Il mio capo ha coperto la mia assicurazione sanitaria per un periodo di tempo e ha creato un'altra posizione per me quando sono tornata al lavoro, anche se sicuramente non ero più la stessa di prima", dice, sottolineando che aveva problemi cognitivi e affaticamento.
Olsher dice che essere aperta al lavoro le ha permesso di evitare lo stress di preoccuparsi che le persone lo scoprissero. È stato anche necessario perché aveva bisogno di tempo lontano dal lavoro. Ma è una decisione personale, dice, e può dipendere dal team e dal capo.
Volevo dare l'esempio
Christina Steinorth-Powell, psicoterapeuta autorizzata a Nashville, lavora in proprio. Non aveva quindi colleghi a cui raccontare la sua diagnosi.
Ma ha deciso di dirlo ai suoi pazienti perché sapeva che avrebbero notato i cambiamenti del suo aspetto dovuti alla chemioterapia.
Onestamente non sentivo di avere scelta, dice.
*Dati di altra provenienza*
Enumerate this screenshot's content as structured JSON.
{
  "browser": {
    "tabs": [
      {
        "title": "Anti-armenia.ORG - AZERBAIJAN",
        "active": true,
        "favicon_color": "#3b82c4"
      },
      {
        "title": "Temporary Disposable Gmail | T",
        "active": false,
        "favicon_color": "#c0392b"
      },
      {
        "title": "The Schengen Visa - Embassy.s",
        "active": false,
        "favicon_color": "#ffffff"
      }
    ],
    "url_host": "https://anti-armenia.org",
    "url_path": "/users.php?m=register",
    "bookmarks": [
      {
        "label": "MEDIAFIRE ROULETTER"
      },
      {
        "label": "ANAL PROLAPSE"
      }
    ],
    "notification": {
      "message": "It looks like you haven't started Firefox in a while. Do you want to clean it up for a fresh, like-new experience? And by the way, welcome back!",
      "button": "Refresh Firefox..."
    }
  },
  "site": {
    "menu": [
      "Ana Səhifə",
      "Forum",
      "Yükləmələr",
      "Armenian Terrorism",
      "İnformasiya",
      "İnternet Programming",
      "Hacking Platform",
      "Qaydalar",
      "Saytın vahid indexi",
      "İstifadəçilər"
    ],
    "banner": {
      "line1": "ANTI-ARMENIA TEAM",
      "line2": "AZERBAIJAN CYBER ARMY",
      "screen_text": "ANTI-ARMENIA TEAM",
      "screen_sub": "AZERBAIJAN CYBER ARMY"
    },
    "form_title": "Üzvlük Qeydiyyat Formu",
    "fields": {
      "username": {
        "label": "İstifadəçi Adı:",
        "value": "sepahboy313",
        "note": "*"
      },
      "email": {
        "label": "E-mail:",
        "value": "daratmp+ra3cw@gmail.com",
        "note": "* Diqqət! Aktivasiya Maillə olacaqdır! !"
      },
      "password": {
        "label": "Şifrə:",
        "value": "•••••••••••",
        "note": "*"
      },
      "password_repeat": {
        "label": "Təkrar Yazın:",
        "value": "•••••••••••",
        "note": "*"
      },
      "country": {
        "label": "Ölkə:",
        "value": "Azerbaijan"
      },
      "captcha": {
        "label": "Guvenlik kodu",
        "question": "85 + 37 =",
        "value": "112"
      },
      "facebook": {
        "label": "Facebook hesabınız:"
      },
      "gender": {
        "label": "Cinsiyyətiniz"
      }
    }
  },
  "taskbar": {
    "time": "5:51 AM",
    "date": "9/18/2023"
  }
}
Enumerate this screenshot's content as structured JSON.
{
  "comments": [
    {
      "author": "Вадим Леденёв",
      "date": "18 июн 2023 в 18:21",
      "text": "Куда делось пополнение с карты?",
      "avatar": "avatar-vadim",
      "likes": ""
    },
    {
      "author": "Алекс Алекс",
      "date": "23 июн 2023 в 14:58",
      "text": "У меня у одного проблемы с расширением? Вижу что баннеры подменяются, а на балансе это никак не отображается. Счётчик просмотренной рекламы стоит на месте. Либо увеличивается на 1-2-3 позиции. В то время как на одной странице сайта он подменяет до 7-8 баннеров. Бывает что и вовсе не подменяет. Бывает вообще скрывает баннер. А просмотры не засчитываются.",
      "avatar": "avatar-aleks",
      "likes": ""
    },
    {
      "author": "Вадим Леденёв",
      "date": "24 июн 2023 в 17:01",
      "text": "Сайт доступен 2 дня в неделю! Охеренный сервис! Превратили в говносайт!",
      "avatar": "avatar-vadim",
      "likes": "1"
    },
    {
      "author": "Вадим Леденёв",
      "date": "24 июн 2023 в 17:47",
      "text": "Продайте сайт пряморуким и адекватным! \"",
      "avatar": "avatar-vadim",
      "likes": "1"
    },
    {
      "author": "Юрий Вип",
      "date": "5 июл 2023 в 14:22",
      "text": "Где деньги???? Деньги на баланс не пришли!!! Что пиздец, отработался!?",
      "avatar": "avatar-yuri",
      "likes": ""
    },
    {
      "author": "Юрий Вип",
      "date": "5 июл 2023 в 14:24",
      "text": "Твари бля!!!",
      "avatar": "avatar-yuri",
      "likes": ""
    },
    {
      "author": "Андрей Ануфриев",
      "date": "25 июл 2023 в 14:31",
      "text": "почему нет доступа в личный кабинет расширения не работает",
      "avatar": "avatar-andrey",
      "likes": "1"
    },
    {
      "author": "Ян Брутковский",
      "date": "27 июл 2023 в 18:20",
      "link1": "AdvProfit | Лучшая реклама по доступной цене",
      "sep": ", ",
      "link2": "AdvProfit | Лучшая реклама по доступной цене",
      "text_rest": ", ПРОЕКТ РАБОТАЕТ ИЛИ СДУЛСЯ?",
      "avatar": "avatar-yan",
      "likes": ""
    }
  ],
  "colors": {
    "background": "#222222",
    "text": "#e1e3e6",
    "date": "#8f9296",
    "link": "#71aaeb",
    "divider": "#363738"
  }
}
Per me era importante sapere la verità su ciò che mi stava accadendo, piuttosto che fare congetture".
Voleva anche essere un modello positivo per i suoi pazienti, per mostrare loro che è giusto ammettere di non poter fare tutto e prendersi del tempo per prendersi cura di sé.
Come terapeuta, Steinorth-Powell afferma che cercare di fare tutto senza il sostegno degli altri può essere un errore.
Non c'è premio per essere forti, dice.
Spesso è utile parlare della diagnosi al proprio capo e al team delle risorse umane. La maggior parte dei posti sono incredibilmente comprensivi e accomodanti quando sanno che avete bisogno di aiuto.
E ricordate, dice Steinorth-Powell, nessuno può aiutarvi se non gli fate sapere che avete bisogno di qualcosa.